16Quant aux tenants d’une caractérisation de l’objet vidéo, il faut encore distinguer les recherches athéoriques essentiellement descriptives principalement centrées sur l’objet réel, empirique (par exemple, Guo et al., 2014) et celles qui, au contraire, construisent leur objet de recherche comme un construit théorique. Peltier et Campion (2017a et 2017b), Roland (2017) ou Cisel (2017) ont adopté cette seconde approche : ils insistent sur la nécessité de modéliser, à partir d’un cadre théorique, l’objet vidéo avant toute démarche de production télévisuelle ou avant toute analyse de ses effets sur les diverses dimensions du comportement des apprenants comme sur celui des enseignants. L’identification, en référence à un cadre d’analyse discursif, de nouvelles magistralités (Aïm et Depoux, 2017 ; Duvillard 2017) ou encore du genre de vidéo et du Mooc produit (Cisel, 2017), relèvent de cette même démarche.

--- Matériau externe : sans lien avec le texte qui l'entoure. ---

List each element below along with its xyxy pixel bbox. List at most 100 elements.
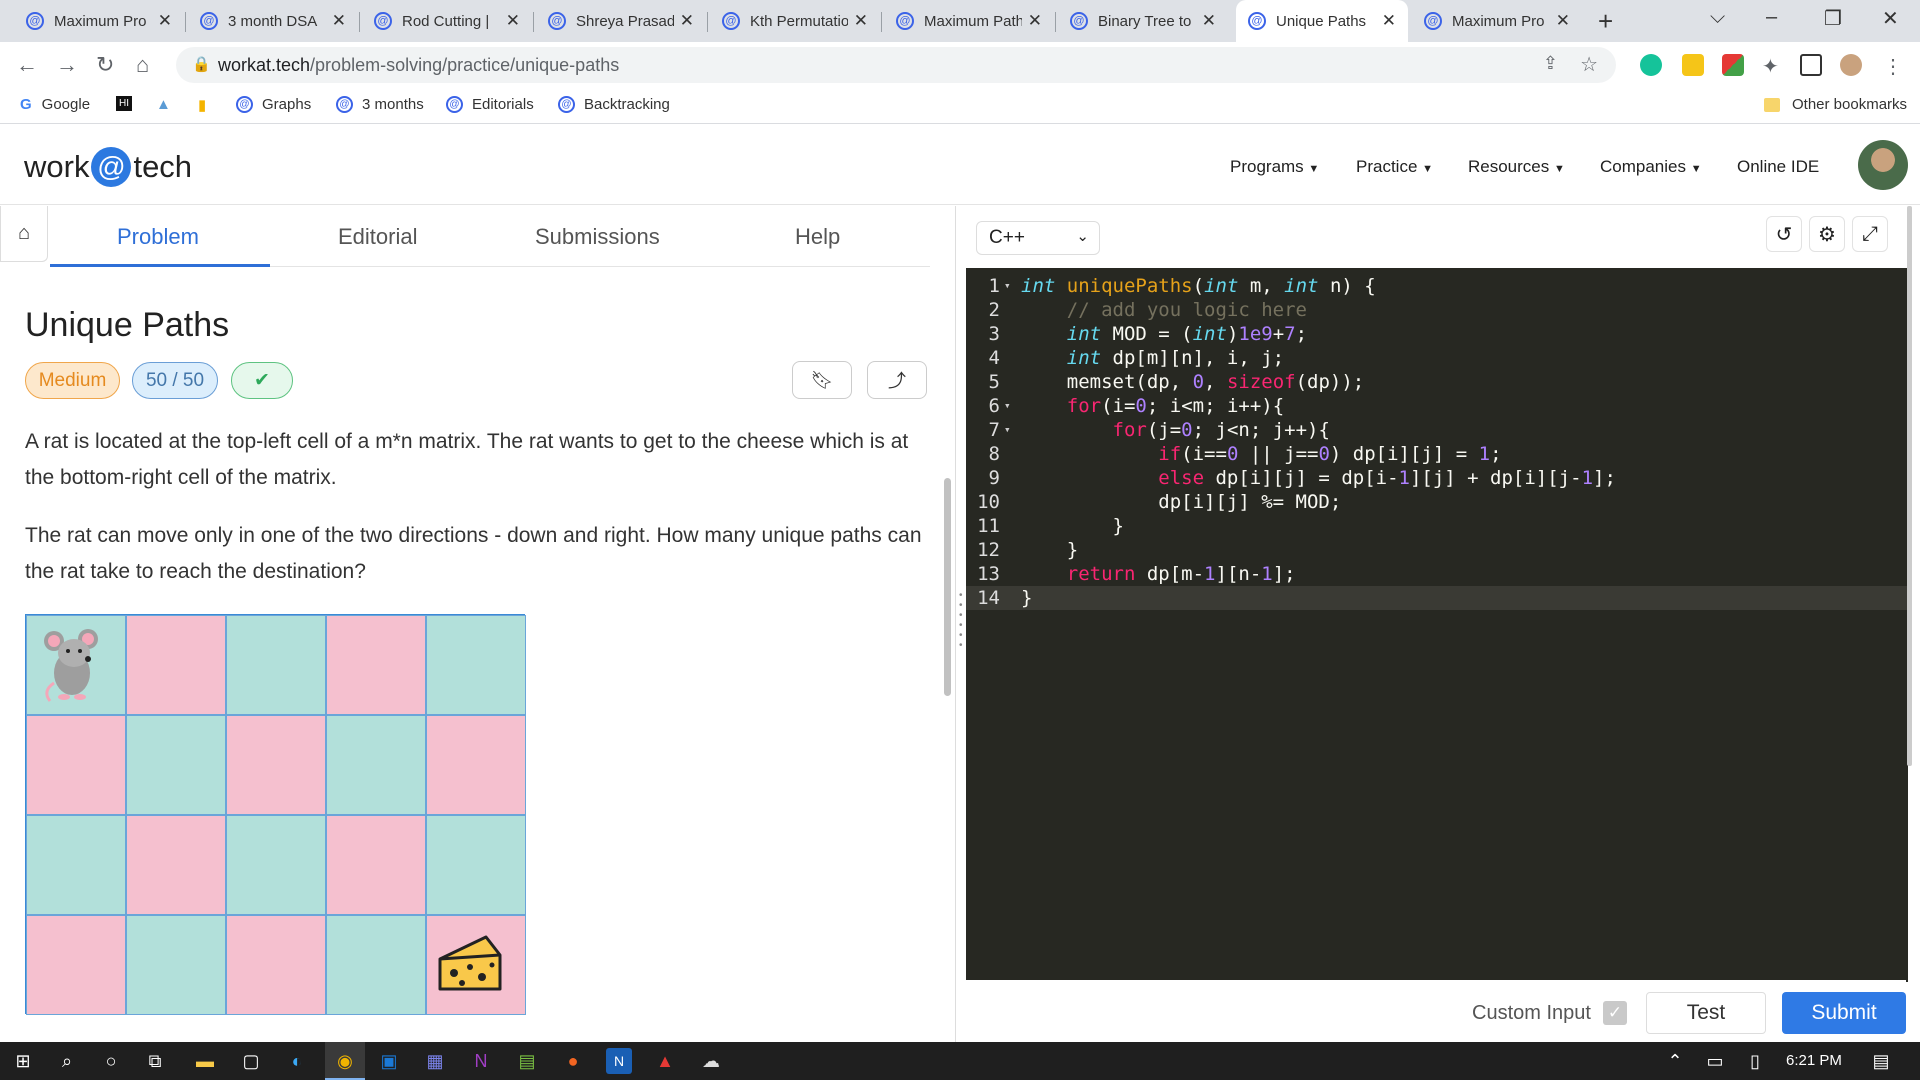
editor-settings-button[interactable]: ⚙: [1809, 216, 1845, 252]
code-line[interactable]: 10 dp[i][j] %= MOD;: [966, 490, 1908, 514]
bookmark-3-months[interactable]: @3 months: [336, 96, 424, 113]
user-avatar[interactable]: [1858, 140, 1908, 190]
browser-tab[interactable]: @ Kth Permutatio ✕: [710, 0, 880, 42]
close-tab-icon[interactable]: ✕: [1202, 11, 1216, 31]
close-tab-icon[interactable]: ✕: [332, 11, 346, 31]
checkbox-check-icon[interactable]: ✓: [1602, 1001, 1627, 1025]
code-editor[interactable]: 1 ▾ int uniquePaths(int m, int n) {2 // ad…: [966, 268, 1908, 982]
grammarly-extension-icon[interactable]: [1640, 54, 1662, 76]
onenote-icon[interactable]: N: [468, 1048, 494, 1074]
home-icon[interactable]: ⌂: [136, 52, 149, 78]
restore-icon[interactable]: ❐: [1824, 6, 1842, 31]
fold-arrow-icon[interactable]: ▾: [1004, 418, 1011, 442]
postman-icon[interactable]: ●: [560, 1048, 586, 1074]
scrollbar-thumb[interactable]: [944, 478, 951, 696]
browser-tab[interactable]: @ Rod Cutting | ✕: [362, 0, 532, 42]
bookmark-graphs[interactable]: @ Graphs: [236, 96, 311, 113]
store-icon[interactable]: ▢: [238, 1048, 264, 1074]
task-view-icon[interactable]: ⧉: [142, 1048, 168, 1074]
close-window-icon[interactable]: ✕: [1882, 6, 1899, 31]
submit-button[interactable]: Submit: [1782, 992, 1906, 1034]
tab-editorial[interactable]: Editorial: [338, 224, 417, 250]
code-line[interactable]: 4 int dp[m][n], i, j;: [966, 346, 1908, 370]
tab-help[interactable]: Help: [795, 224, 840, 250]
profile-avatar-icon[interactable]: [1840, 54, 1862, 76]
nav-programs[interactable]: Programs ▼: [1230, 157, 1319, 177]
close-tab-icon[interactable]: ✕: [680, 11, 694, 31]
panel-resize-handle[interactable]: • • • • • •: [955, 206, 965, 1042]
code-line[interactable]: 8 if(i==0 || j==0) dp[i][j] = 1;: [966, 442, 1908, 466]
outlook-icon[interactable]: ▣: [376, 1048, 402, 1074]
browser-tab[interactable]: @ Maximum Pro ✕: [14, 0, 184, 42]
tray-chevron-icon[interactable]: ⌃: [1662, 1048, 1688, 1074]
minimize-icon[interactable]: –: [1766, 6, 1777, 29]
close-tab-icon[interactable]: ✕: [1382, 11, 1396, 31]
tab-submissions[interactable]: Submissions: [535, 224, 660, 250]
reload-icon[interactable]: ↻: [96, 52, 114, 78]
code-line[interactable]: 5 memset(dp, 0, sizeof(dp));: [966, 370, 1908, 394]
close-tab-icon[interactable]: ✕: [854, 11, 868, 31]
code-line[interactable]: 7 ▾ for(j=0; j<n; j++){: [966, 418, 1908, 442]
close-tab-icon[interactable]: ✕: [158, 11, 172, 31]
new-tab-plus-icon[interactable]: +: [1598, 6, 1613, 37]
bookmark-google[interactable]: G Google: [20, 96, 90, 113]
share-button[interactable]: ⤴: [867, 361, 927, 399]
language-select[interactable]: C++ ⌄: [976, 221, 1100, 255]
search-icon[interactable]: ⌕: [54, 1048, 80, 1074]
bookmark-icon-only[interactable]: HI: [116, 96, 132, 111]
custom-input-toggle[interactable]: Custom Input ✓: [1472, 1001, 1627, 1025]
highlighter-extension-icon[interactable]: [1682, 54, 1704, 76]
nav-online-ide[interactable]: Online IDE: [1737, 157, 1819, 177]
windows-start-icon[interactable]: ⊞: [10, 1048, 36, 1074]
tab-problem[interactable]: Problem: [117, 224, 199, 250]
browser-tab[interactable]: @ Binary Tree to ✕: [1058, 0, 1228, 42]
nav-resources[interactable]: Resources ▼: [1468, 157, 1565, 177]
fold-arrow-icon[interactable]: ▾: [1004, 394, 1011, 418]
bookmark-icon-only[interactable]: ▮: [198, 96, 206, 114]
file-explorer-icon[interactable]: ▬: [192, 1048, 218, 1074]
bookmark-problem-button[interactable]: 🔖︎: [792, 361, 852, 399]
code-line[interactable]: 9 else dp[i][j] = dp[i-1][j] + dp[i][j-1…: [966, 466, 1908, 490]
color-extension-icon[interactable]: [1722, 54, 1744, 76]
close-tab-icon[interactable]: ✕: [1028, 11, 1042, 31]
browser-tab-active[interactable]: @ Unique Paths ✕: [1236, 0, 1408, 42]
reset-code-button[interactable]: ↺: [1766, 216, 1802, 252]
other-bookmarks[interactable]: Other bookmarks: [1764, 96, 1907, 113]
address-bar[interactable]: 🔒 workat.tech/problem-solving/practice/u…: [176, 47, 1616, 83]
code-line[interactable]: 12 }: [966, 538, 1908, 562]
fullscreen-button[interactable]: ⤢: [1852, 216, 1888, 252]
site-logo[interactable]: work @ tech: [24, 147, 192, 187]
forward-arrow-icon[interactable]: →: [56, 52, 78, 78]
chrome-icon[interactable]: ◉: [332, 1048, 358, 1074]
cortana-icon[interactable]: ○: [98, 1048, 124, 1074]
edge-icon[interactable]: ◐: [284, 1048, 310, 1074]
extensions-puzzle-icon[interactable]: ✦: [1762, 54, 1784, 78]
side-panel-icon[interactable]: [1800, 54, 1822, 76]
close-tab-icon[interactable]: ✕: [1556, 11, 1570, 31]
notifications-icon[interactable]: ▤: [1868, 1048, 1894, 1074]
bookmark-backtracking[interactable]: @ Backtracking: [558, 96, 670, 113]
nav-practice[interactable]: Practice ▼: [1356, 157, 1433, 177]
code-line[interactable]: 1 ▾ int uniquePaths(int m, int n) {: [966, 274, 1908, 298]
teams-icon[interactable]: ▦: [422, 1048, 448, 1074]
browser-tab[interactable]: @ Shreya Prasad ✕: [536, 0, 706, 42]
app-misc-icon[interactable]: ☁: [698, 1048, 724, 1074]
taskbar-clock[interactable]: 6:21 PM: [1786, 1052, 1842, 1069]
nav-companies[interactable]: Companies ▼: [1600, 157, 1702, 177]
fold-arrow-icon[interactable]: ▾: [1004, 274, 1011, 298]
tab-search-chevron-icon[interactable]: ⌵: [1710, 6, 1725, 29]
acrobat-icon[interactable]: ▲: [652, 1048, 678, 1074]
share-page-icon[interactable]: ⇪: [1543, 53, 1558, 74]
bookmark-icon-only[interactable]: ▲: [156, 96, 171, 113]
home-icon[interactable]: ⌂: [0, 206, 48, 262]
bookmark-editorials[interactable]: @ Editorials: [446, 96, 534, 113]
close-tab-icon[interactable]: ✕: [506, 11, 520, 31]
browser-tab[interactable]: @3 month DSA ✕: [188, 0, 358, 42]
code-line[interactable]: 6 ▾ for(i=0; i<m; i++){: [966, 394, 1908, 418]
browser-tab[interactable]: @ Maximum Path ✕: [884, 0, 1054, 42]
code-line[interactable]: 3 int MOD = (int)1e9+7;: [966, 322, 1908, 346]
code-line[interactable]: 14}: [966, 586, 1908, 610]
code-line[interactable]: 13 return dp[m-1][n-1];: [966, 562, 1908, 586]
browser-tab[interactable]: @ Maximum Pro ✕: [1412, 0, 1582, 42]
code-line[interactable]: 2 // add you logic here: [966, 298, 1908, 322]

17L’expérience vécue d’un acteur de terrain, sans connaissance particulière des théories des médias et, de ce point de vue on peut donc le considérer comme un enseignant concepteur « athéorique », (Hottelier et al., 2017), lui permet cependant de prendre conscience très clairement du changement de sa posture énonciative lorsqu’il enseigne en présence dans un amphithéâtre ou seul face à la caméra lors de la réalisation de vidéos pour un Mooc. Comment donc rendre compte de ces modifications et comment les mobiliser dans le processus de conception et de réalisation des vidéos et d’analyse de leurs effets si l’on ne possède aucun cadre, aucun modèle communicationnel ?
18Ce débat, on le voit, n’est pas clos, tout au contraire, mais il suscite l’intérêt pour de nombreuses questions : les premières interventions avaient déjà permis de les identifier (Peraya, 2017b), tandis que les contributions suivantes ont contribué à renforcer leur actualité. Certaines dépassent en réalité le strict domaine des Mooc, comme celle des rapports entre la recherche et l’ingénierie des Mooc et des vidéos. D’autres renvoient à la posture épistémologique du chercheur et, en conséquence, à ses choix méthodologiques.

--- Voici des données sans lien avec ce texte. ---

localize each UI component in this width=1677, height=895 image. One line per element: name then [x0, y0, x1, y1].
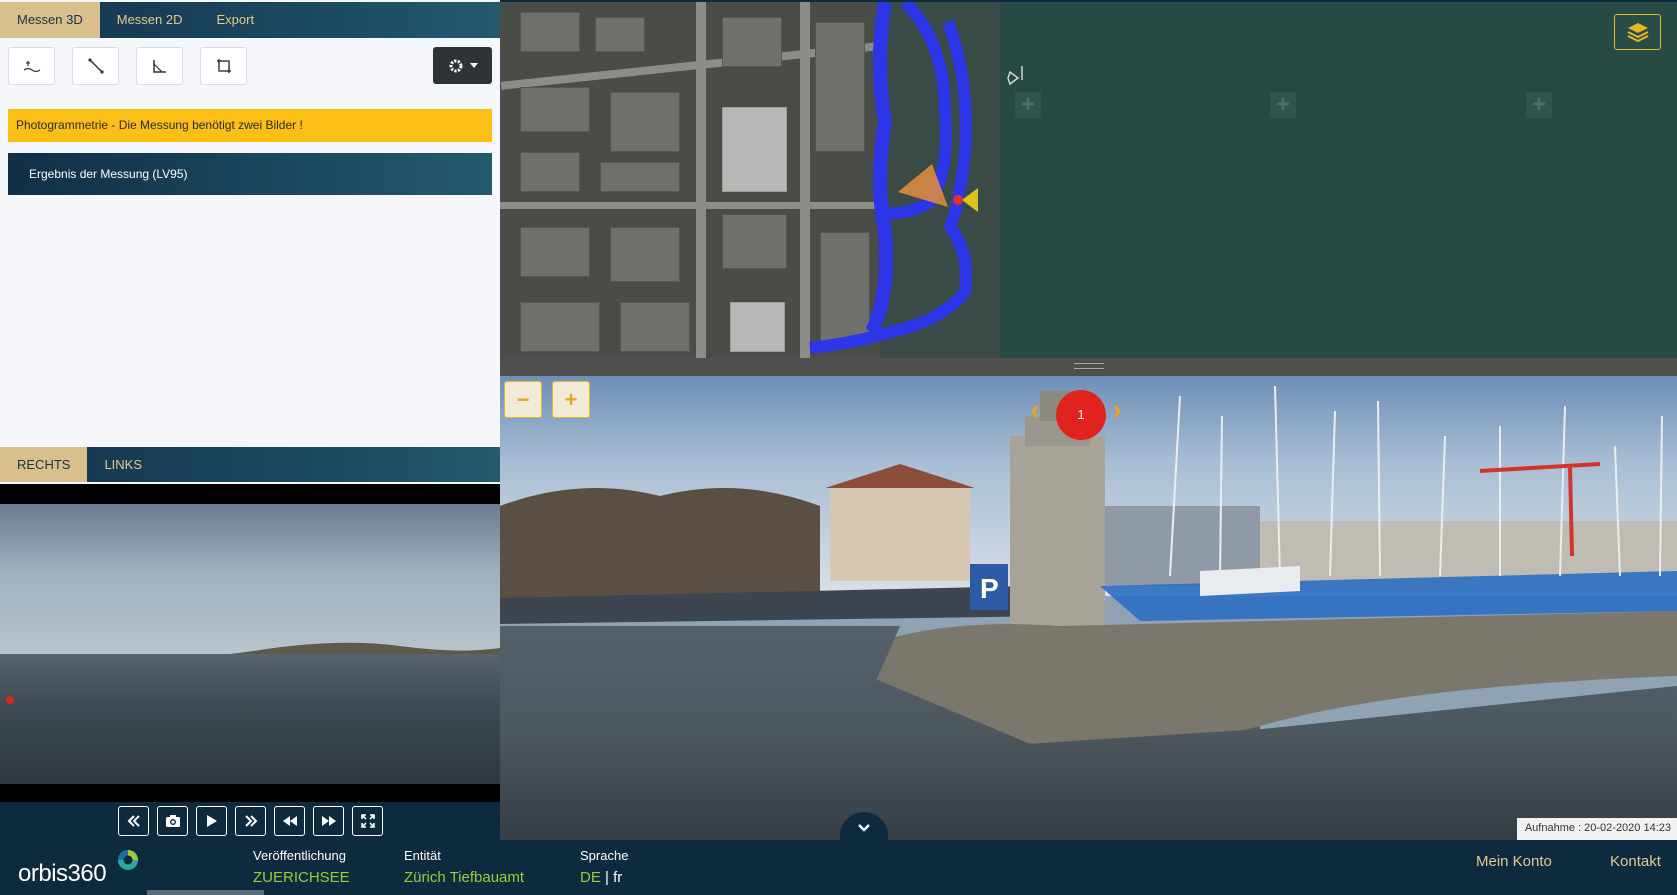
- next-image-chevron-right-icon[interactable]: ›: [1112, 395, 1122, 425]
- view-splitter[interactable]: [500, 358, 1677, 376]
- map-grid-marker: +: [1270, 92, 1296, 118]
- height-tool-button[interactable]: [8, 47, 55, 85]
- map-grid-marker: +: [1526, 92, 1552, 118]
- side-image-water: [0, 654, 500, 784]
- caret-down-icon: [469, 62, 478, 68]
- buoy-marker: [6, 696, 14, 704]
- height-tool-icon: [23, 61, 40, 73]
- splitter-grip-icon: [1074, 363, 1104, 369]
- measure-tabs: Messen 3D Messen 2D Export: [0, 2, 500, 38]
- language-label: Sprache: [580, 848, 629, 863]
- play-button[interactable]: [196, 806, 227, 836]
- map-layers-button[interactable]: [1614, 14, 1661, 50]
- fast-forward-icon: [321, 816, 336, 826]
- area-tool-button[interactable]: [200, 47, 247, 85]
- side-image-sky: [0, 504, 500, 654]
- footer-bar: orbis360 Veröffentlichung ZUERICHSEE Ent…: [0, 840, 1677, 895]
- last-frame-button[interactable]: [235, 806, 266, 836]
- orbis-logo-mark-icon: [118, 850, 138, 870]
- publication-label: Veröffentlichung: [253, 848, 346, 863]
- side-camera-image[interactable]: [0, 484, 500, 802]
- publication-info: Veröffentlichung ZUERICHSEE: [253, 848, 350, 886]
- image-marker-badge[interactable]: 1: [1056, 390, 1106, 440]
- first-frame-button[interactable]: [118, 806, 149, 836]
- chevron-down-icon: [858, 824, 870, 832]
- prev-image-chevron-left-icon[interactable]: ‹: [1030, 395, 1040, 425]
- tab-export[interactable]: Export: [200, 2, 272, 38]
- aerial-map[interactable]: + + +: [500, 2, 1677, 358]
- main-panorama-view[interactable]: P − + ‹ 1 › Aufnahme : 20-02-2020 14:23: [500, 376, 1677, 840]
- angle-tool-icon: [152, 60, 166, 73]
- zoom-in-button[interactable]: +: [552, 381, 590, 418]
- tab-links[interactable]: LINKS: [87, 447, 159, 482]
- horizontal-scrollbar-thumb[interactable]: [147, 890, 264, 895]
- map-grid-marker: +: [1015, 92, 1041, 118]
- capture-timestamp: Aufnahme : 20-02-2020 14:23: [1516, 818, 1677, 840]
- camera-icon: [165, 815, 180, 827]
- gear-icon: [449, 59, 462, 72]
- contact-link[interactable]: Kontakt: [1610, 853, 1661, 870]
- my-account-link[interactable]: Mein Konto: [1476, 853, 1552, 870]
- map-route-overlay: [809, 2, 1023, 354]
- tab-rechts[interactable]: RECHTS: [0, 447, 88, 482]
- expand-icon: [360, 814, 375, 828]
- camera-tabs: RECHTS LINKS: [0, 447, 500, 482]
- settings-dropdown-button[interactable]: [433, 47, 492, 84]
- tab-messen-2d[interactable]: Messen 2D: [100, 2, 200, 38]
- fullscreen-button[interactable]: [352, 806, 383, 836]
- playback-controls: [0, 802, 500, 840]
- entity-info: Entität Zürich Tiefbauamt: [404, 848, 524, 886]
- entity-value[interactable]: Zürich Tiefbauamt: [404, 869, 524, 886]
- fast-forward-button[interactable]: [313, 806, 344, 836]
- layers-icon: [1627, 23, 1648, 42]
- snapshot-button[interactable]: [157, 806, 188, 836]
- area-tool-icon: [216, 59, 231, 73]
- double-chevron-right-icon: [244, 815, 257, 827]
- double-chevron-left-icon: [127, 815, 140, 827]
- left-panel: Messen 3D Messen 2D Export Photogrammetr…: [0, 0, 500, 840]
- orbis360-logo: orbis360: [18, 860, 107, 887]
- app-root: Messen 3D Messen 2D Export Photogrammetr…: [0, 0, 1677, 895]
- photogrammetry-warning-banner: Photogrammetrie - Die Messung benötigt z…: [8, 109, 492, 142]
- measurement-result-header[interactable]: Ergebnis der Messung (LV95): [8, 153, 492, 195]
- tab-messen-3d[interactable]: Messen 3D: [0, 2, 100, 38]
- rewind-button[interactable]: [274, 806, 305, 836]
- rewind-icon: [282, 816, 297, 826]
- measure-toolbar: [8, 47, 247, 85]
- angle-tool-button[interactable]: [136, 47, 183, 85]
- distance-tool-icon: [87, 58, 104, 74]
- distance-tool-button[interactable]: [72, 47, 119, 85]
- entity-label: Entität: [404, 848, 441, 863]
- language-de[interactable]: DE: [580, 869, 601, 886]
- play-icon: [206, 815, 217, 827]
- svg-text:P: P: [980, 573, 999, 604]
- language-separator: |: [600, 869, 614, 886]
- publication-value[interactable]: ZUERICHSEE: [253, 869, 350, 886]
- zoom-out-button[interactable]: −: [504, 381, 542, 418]
- language-switch: Sprache DE | fr: [580, 848, 628, 886]
- language-fr[interactable]: fr: [613, 869, 622, 886]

19L’actualité des Mooc et de leurs vidéos, même si d’aucuns pensent que le phénomène Mooc s’essouffle, aura concouru à reposer quelques questions fondamentales pour les enseignants concepteurs de dispositifs, les ingénieurs technopédagogiques et les chercheurs, tant en sciences de l’éducation qu’en sciences de l’information et de la communication.